18 : Titik Darah Penghabisan

689 173 87
                                    

Widyatama tampak bangkit dan mengarahkan sabitnya ke arah Uchul. Sementara Uchul mengacungkan jari tengahnya sambil memeletkan lidahnya pada dewa kematian itu. "Ini baru saja dimulai, Widya fucking tama!"

.

.

.

Mungkin lebih cepat dari Tumenggung, Widyatama berdiri di belakang Uchul, ia mengayunkan sabitnya. "Kekeke." Uchul terkekeh, ia menangkis sabit itu dengan jari telunjuknya.

"Manusia pada dasarnya hanya menggunakan sebagian kecil otaknya ... tapi sebenarnya potensi manusia itu luas. Menurut lu apa jadinya jika manusia mampu mengerahkan 100% otaknya?" tanya Uchul pada Widyatama.

"Ya, walaupun yang manusia itu, diri gua yang satunya sih kekeke." Uchul memfokuskan sesuatu ke tangan kanannya yang masih bebas, mirip seperti Asmorobangun atau Bapang, keluar kuku-kuku tajam dari ujung jarinya. Uchul melesatkan serangan ke dada kiri Widyatama, ia mampu mengoyak dan menembus tubuh Widyatama, Uchul menarik jantungnya keluar.

Mata ketiga mampu membuat manusia menggunakan seluruh potensinya seperti memanipulasi tubuh, indera yang tajam, fisik yang kuat, telekinetis, bahkan melakukan hal di luar nalar.

Uchul mengcengkeram jantung Widyatama hingga hancur, ia menoleh ke arah Tara yang sedang menatapnya.

"Udah selesai kan? Harus gua yang turun tangan--" Belum selesai Uchul menyelesaikan kalimatnya, ia merasakan sesuatu yang berbahaya dari arah belakang.

"Widyatama udah mati sejak tadi! Yang sekarang kita lawan ini iblis Badik," teriak Tara.

Tanpa menoleh, Uchul menghindari sabit yang melesat tepat di samping wajahnya. Sial! Kalau bukan karena mata ketiga, udah fix jadi renyahan alam Suratma gua, batinnya.

Rupanya Uchul belum sepenuhnya berhasil menghindari serangan bocah iblis itu. Tangan kiri Widyatama berada di pinggir lehernya, kukunya tajam seperti pisau. Ia mengincar kepala Uchul yang sepertinya mati langkah. Uchul menoleh ke arah Tara, ia menatap Tara yang berlari ke arahnya dengan gerakan lambat, Tara seperti mengatakan sesuatu, tetapi tak terdengar di telinga Uchul.

Orang bilang, jika kita mendekati ajal. Waktu seakan melambat? Ah--apakah ini waktunya?
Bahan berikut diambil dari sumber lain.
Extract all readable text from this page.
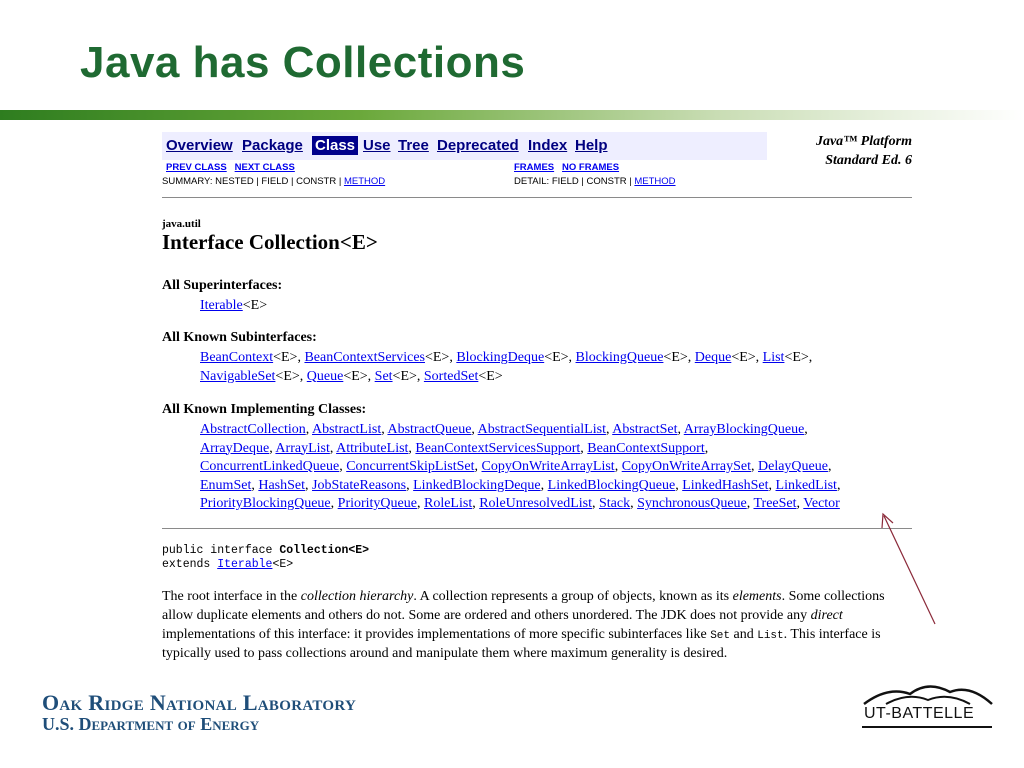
Java has Collections
Overview Package Class Use Tree Deprecated Index Help	Java™ Platform
Standard Ed. 6
PREV CLASS NEXT CLASS	FRAMES NO FRAMES
SUMMARY: NESTED | FIELD | CONSTR | METHOD	DETAIL: FIELD | CONSTR | METHOD
java.util
Interface Collection<E>
All Superinterfaces:
Iterable<E>
All Known Subinterfaces:
BeanContext<E>, BeanContextServices<E>, BlockingDeque<E>, BlockingQueue<E>, Deque<E>, List<E>,
NavigableSet<E>, Queue<E>, Set<E>, SortedSet<E>
All Known Implementing Classes:
AbstractCollection, AbstractList, AbstractQueue, AbstractSequentialList, AbstractSet, ArrayBlockingQueue,
ArrayDeque, ArrayList, AttributeList, BeanContextServicesSupport, BeanContextSupport,
ConcurrentLinkedQueue, ConcurrentSkipListSet, CopyOnWriteArrayList, CopyOnWriteArraySet, DelayQueue,
EnumSet, HashSet, JobStateReasons, LinkedBlockingDeque, LinkedBlockingQueue, LinkedHashSet, LinkedList,
PriorityBlockingQueue, PriorityQueue, RoleList, RoleUnresolvedList, Stack, SynchronousQueue, TreeSet, Vector
public interface Collection<E>
extends Iterable<E>
The root interface in the collection hierarchy. A collection represents a group of objects, known as its elements. Some collections allow duplicate elements and others do not. Some are ordered and others unordered. The JDK does not provide any direct implementations of this interface: it provides implementations of more specific subinterfaces like Set and List. This interface is typically used to pass collections around and manipulate them where maximum generality is desired.
Oak Ridge National Laboratory
U.S. Department of Energy
UT-BATTELLE
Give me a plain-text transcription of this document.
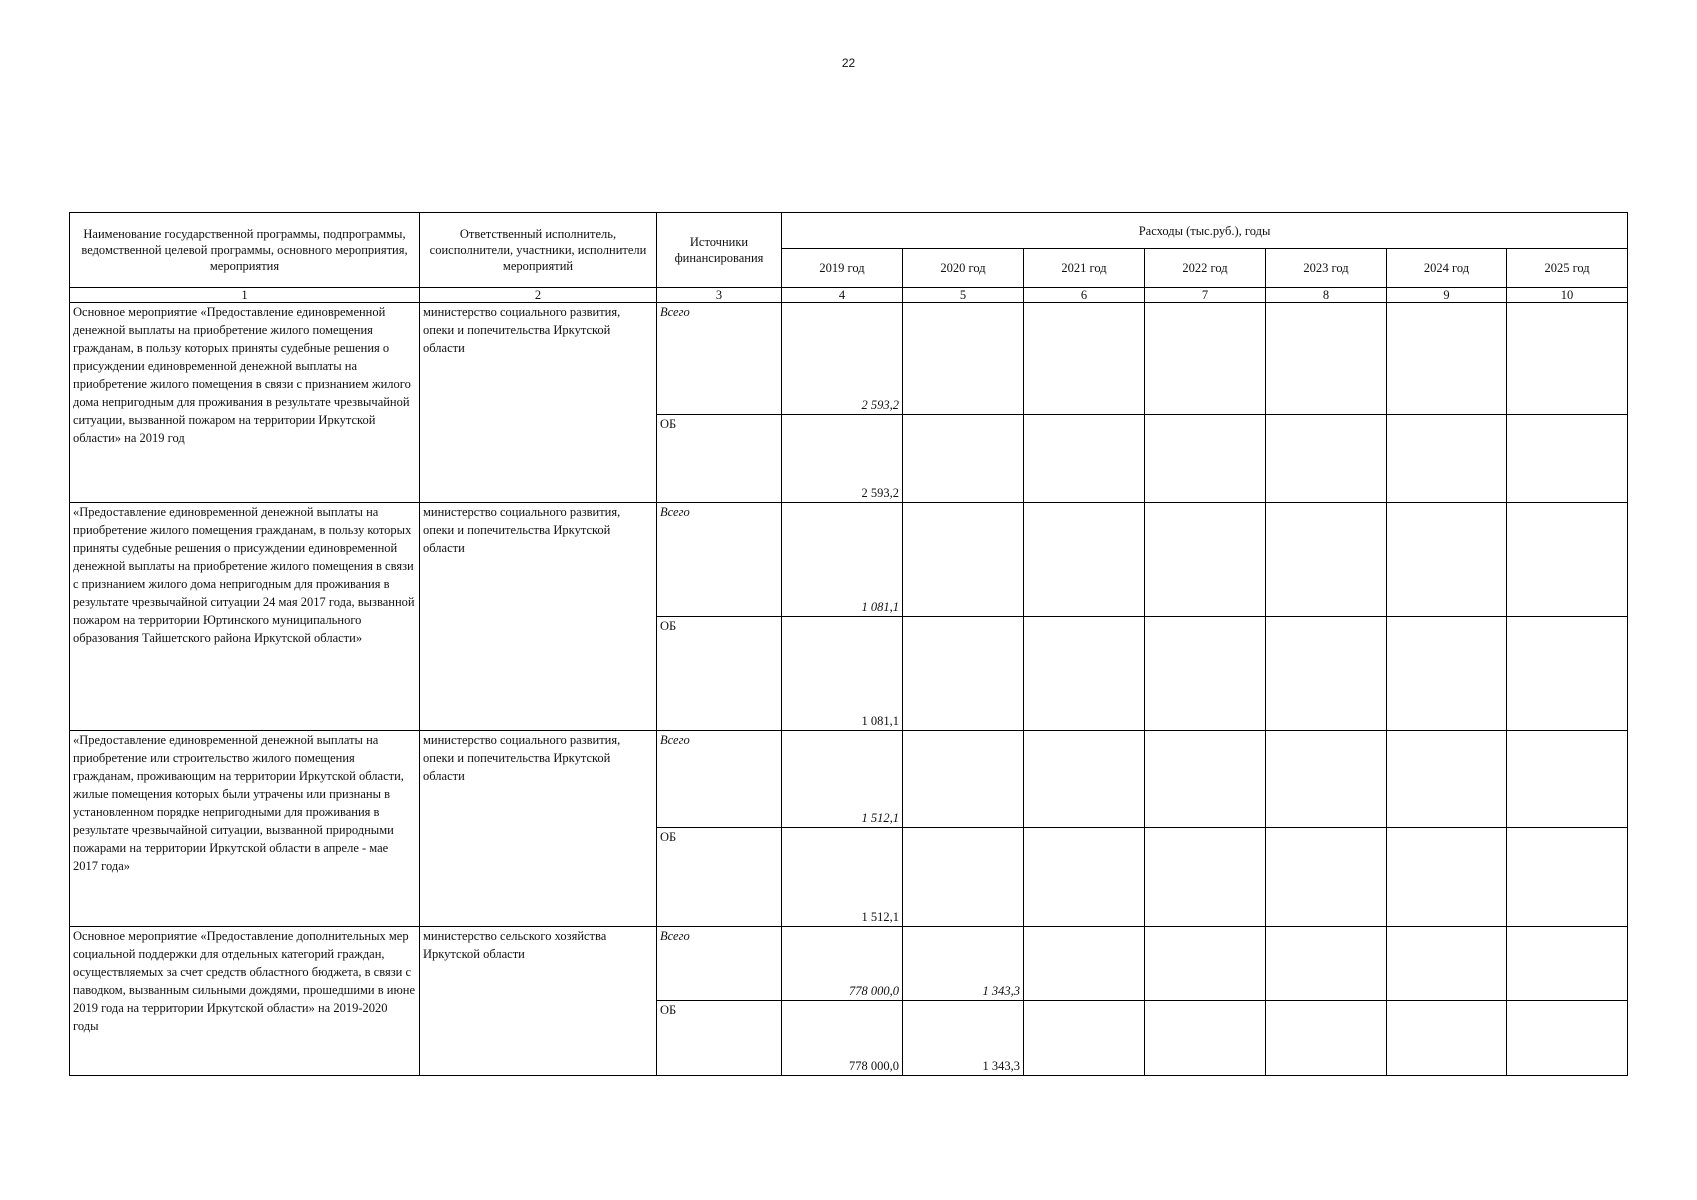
22
Наименование государственной программы, подпрограммы, ведомственной целевой программы, основного мероприятия, мероприятия	Ответственный исполнитель, соисполнители, участники, исполнители мероприятий	Источники финансирования	Расходы (тыс.руб.), годы						
			2019 год	2020 год	2021 год	2022 год	2023 год	2024 год	2025 год
1	2	3	4	5	6	7	8	9	10
Основное мероприятие «Предоставление единовременной денежной выплаты на приобретение жилого помещения гражданам, в пользу которых приняты судебные решения о присуждении единовременной денежной выплаты на приобретение жилого помещения в связи с признанием жилого дома непригодным для проживания в результате чрезвычайной ситуации, вызванной пожаром на территории Иркутской области» на 2019 год	министерство социального развития, опеки и попечительства Иркутской области	Всего	2 593,2						
		ОБ	2 593,2						
«Предоставление единовременной денежной выплаты на приобретение жилого помещения гражданам, в пользу которых приняты судебные решения о присуждении единовременной денежной выплаты на приобретение жилого помещения в связи с признанием жилого дома непригодным для проживания в результате чрезвычайной ситуации 24 мая 2017 года, вызванной пожаром на территории Юртинского муниципального образования Тайшетского района Иркутской области»	министерство социального развития, опеки и попечительства Иркутской области	Всего	1 081,1						
		ОБ	1 081,1						
«Предоставление единовременной денежной выплаты на приобретение или строительство жилого помещения гражданам, проживающим на территории Иркутской области, жилые помещения которых были утрачены или признаны в установленном порядке непригодными для проживания в результате чрезвычайной ситуации, вызванной природными пожарами на территории Иркутской области в апреле - мае 2017 года»	министерство социального развития, опеки и попечительства Иркутской области	Всего	1 512,1						
		ОБ	1 512,1						
Основное мероприятие «Предоставление дополнительных мер социальной поддержки для отдельных категорий граждан, осуществляемых за счет средств областного бюджета, в связи с паводком, вызванным сильными дождями, прошедшими в июне 2019 года на территории Иркутской области» на 2019-2020 годы	министерство сельского хозяйства Иркутской области	Всего	778 000,0	1 343,3					
		ОБ	778 000,0	1 343,3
Hoi, hoi, kenapa panik begitu? batin Uchul sambil menatap Tara yang masih bergerak dengan gerak lambat.

Mata ketiganya berenyut, tubuhnya gemetar. Uchul tak bisa menahan mata ketiga lebih lama lagi, terlalu menguras staminanya. ia kembali dalam mode normal dan menutup matanya dengan pasrah.

GROAAAH!

Seekor serigala hitam raksasa menerjang Widyatama. Rahangnya yang besar menggigit tubuh Widyatama yang kecil, lalu melahapnya. Uchul dan Tara menatap serigala itu yang tampak sedang menelan Widyatama, hewan buas itu menatap Tara dan Uchul dengan sorot mata yang tajam.

"Tahan, mereka bukan musuh," ucap Mikail yang muncul tiba-tiba.

Serigala itu tampak patuh dengan Mikail.

"Ga usah kaget, biar bagaimanapun juga, orang itu dari keluarga Sagara kan? Wajar kalau dia mampu menundukkan roh," ucap Tara.

Sreeet!

Perut serigala itu terbelah, Widyatama mengoyak tubuhnya dari dalam.

"Bocah gila!" umpat Tara yang masih tak percayah jika Widyatama masih juga mampu bergerak, bahkan setelah ditelan makhluk alam Suratma.

"Orang ini raja terakhirnya!" seru Uchul yang saat ini tak punya waktu lagi untuk terkekeh.

"Percayalah, Gentar jauh lebih berbahaya dari orang ini," timpal Mikail.